A cocaína na Europa está a aumentar em quantidade e pureza, revelou o Observatório Europeu da Droga e da Toxicodependência, que aponta o aumento de produção na América Latina como uma das causas.

No seu relatório anual, apresentado hoje em Bruxelas, a agência europeia aponta a cocaína como "o estimulante ilícito mais consumido na Europa", que 2,3 milhões de pessoas entre os 15 e os 34 anos usaram no último ano.

O Observatório, sediado em Lisboa, assinala que houve pelo quarto ano consecutivo um aumento de mortes por 'overdose', especialmente com opiáceos, que ultrapassaram as 9.000, quase 3.000 só no Reino Unido, enquanto em Portugal houve apenas 26 registadas.

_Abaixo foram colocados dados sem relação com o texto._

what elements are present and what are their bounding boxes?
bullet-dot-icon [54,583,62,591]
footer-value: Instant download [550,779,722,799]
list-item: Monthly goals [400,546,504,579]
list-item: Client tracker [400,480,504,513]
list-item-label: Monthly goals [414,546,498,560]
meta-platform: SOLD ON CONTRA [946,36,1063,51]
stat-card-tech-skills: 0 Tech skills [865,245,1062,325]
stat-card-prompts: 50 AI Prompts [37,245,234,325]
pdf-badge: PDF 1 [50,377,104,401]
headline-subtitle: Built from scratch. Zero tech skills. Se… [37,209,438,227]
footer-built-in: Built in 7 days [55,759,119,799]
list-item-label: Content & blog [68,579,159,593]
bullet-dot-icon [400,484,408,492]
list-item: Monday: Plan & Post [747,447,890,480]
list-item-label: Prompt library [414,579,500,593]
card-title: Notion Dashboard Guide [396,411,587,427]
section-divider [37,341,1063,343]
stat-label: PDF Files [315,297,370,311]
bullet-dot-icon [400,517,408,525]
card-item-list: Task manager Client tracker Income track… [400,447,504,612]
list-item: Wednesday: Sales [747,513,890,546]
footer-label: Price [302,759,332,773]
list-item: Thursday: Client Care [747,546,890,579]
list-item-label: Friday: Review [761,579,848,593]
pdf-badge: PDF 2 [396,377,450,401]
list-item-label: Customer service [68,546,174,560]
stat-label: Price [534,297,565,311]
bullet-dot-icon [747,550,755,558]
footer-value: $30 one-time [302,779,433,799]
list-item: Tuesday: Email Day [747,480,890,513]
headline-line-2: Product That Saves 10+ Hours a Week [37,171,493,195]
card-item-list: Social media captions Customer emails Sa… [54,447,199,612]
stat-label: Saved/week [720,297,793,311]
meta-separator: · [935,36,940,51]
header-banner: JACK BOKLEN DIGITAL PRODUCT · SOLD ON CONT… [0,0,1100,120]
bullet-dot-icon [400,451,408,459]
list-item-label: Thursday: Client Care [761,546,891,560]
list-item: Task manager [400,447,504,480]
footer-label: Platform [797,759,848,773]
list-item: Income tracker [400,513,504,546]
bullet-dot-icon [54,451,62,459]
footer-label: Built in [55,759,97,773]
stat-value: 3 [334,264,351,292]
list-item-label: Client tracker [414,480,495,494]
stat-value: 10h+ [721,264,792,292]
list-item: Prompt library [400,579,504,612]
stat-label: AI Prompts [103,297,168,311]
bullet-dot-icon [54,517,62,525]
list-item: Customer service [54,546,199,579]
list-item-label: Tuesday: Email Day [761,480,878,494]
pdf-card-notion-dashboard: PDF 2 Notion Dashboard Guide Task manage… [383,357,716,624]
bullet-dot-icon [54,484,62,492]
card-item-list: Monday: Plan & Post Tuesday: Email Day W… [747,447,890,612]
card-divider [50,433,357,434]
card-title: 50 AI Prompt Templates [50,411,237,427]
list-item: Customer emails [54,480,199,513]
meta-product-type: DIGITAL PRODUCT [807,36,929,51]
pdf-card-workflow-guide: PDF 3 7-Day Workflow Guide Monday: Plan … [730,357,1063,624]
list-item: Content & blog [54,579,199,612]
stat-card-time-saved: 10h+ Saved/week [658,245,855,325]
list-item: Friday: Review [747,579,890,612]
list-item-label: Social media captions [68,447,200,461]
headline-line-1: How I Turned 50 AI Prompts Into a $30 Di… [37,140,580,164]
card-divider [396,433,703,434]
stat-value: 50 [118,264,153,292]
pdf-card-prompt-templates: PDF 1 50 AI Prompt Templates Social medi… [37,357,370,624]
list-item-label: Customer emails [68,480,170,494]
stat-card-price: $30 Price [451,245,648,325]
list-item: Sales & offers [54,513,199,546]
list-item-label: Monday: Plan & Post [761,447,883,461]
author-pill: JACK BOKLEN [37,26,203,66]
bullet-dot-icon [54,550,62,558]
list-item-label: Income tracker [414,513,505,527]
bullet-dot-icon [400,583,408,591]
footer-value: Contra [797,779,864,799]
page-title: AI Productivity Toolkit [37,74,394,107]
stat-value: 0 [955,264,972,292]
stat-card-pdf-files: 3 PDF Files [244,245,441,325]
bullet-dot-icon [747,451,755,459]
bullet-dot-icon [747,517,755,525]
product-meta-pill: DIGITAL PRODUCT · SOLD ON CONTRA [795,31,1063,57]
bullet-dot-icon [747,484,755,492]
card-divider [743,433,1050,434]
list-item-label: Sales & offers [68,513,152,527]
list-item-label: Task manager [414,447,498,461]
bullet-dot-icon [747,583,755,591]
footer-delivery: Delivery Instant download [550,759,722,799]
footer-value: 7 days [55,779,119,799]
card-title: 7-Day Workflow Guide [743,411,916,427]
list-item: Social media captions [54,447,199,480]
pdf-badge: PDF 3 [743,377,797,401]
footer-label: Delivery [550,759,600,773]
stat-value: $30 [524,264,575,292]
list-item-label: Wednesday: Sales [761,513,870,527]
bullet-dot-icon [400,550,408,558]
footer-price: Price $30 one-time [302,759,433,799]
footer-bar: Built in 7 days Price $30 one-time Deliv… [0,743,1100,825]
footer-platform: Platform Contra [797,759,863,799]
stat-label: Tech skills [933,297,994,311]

Para travar este número crescente de 'overdoses', nas quais estão envolvidos derivados do fentanilo, o Observatório recomenda que haja mais disseminação de naloxona, um antídoto, bem como de formação para dar resposta a 'overdoses'.

"A Europa está a sofrer as consequências do aumento da produção de cocaína na América Latina", considera o diretor do observatório, Alexis Goosdeel, que assinala o "aumento significativo" de pessoas que estão a procurar tratamento por causa de problemas com aquela droga.

A droga vendida nas ruas em 2016 estava no "nível mais elevado numa década", registando-se a apreensão de 70,9 toneladas nos países da União Europeia, em 98 mil ações.

Em Portugal, nesse ano, foram apanhadas 1,04 toneladas, em mais de 1100 apreensões.

O Observatório lembra ainda que entre 2015 e 2017 houve um aumento dos resíduos de cocaína encontrados nas águas residuais de 26 de 31 cidades que tinham dados para apresentar.

Em números globais, mais de 92 milhões de adultos já consumiram alguma droga e 1,3 milhões receberam tratamento por isso, indica o Observatório, que conta mais de um milhão de apreensões nos 28 países da União mais Noruega e Turquia.

No que toca à canábis, que continua a ser a droga ilícita mais consumida, o Observatório está preocupado com o possível impacto na distribuição e consumo do aparecimento de um mercado regulamentado em países como os Estados Unidos da América, cujas implicações ainda não são claras.

Um dos desafios de regulamentar o consumo de canábis vem do efeito que possa ter na condução com capacidades diminuídas.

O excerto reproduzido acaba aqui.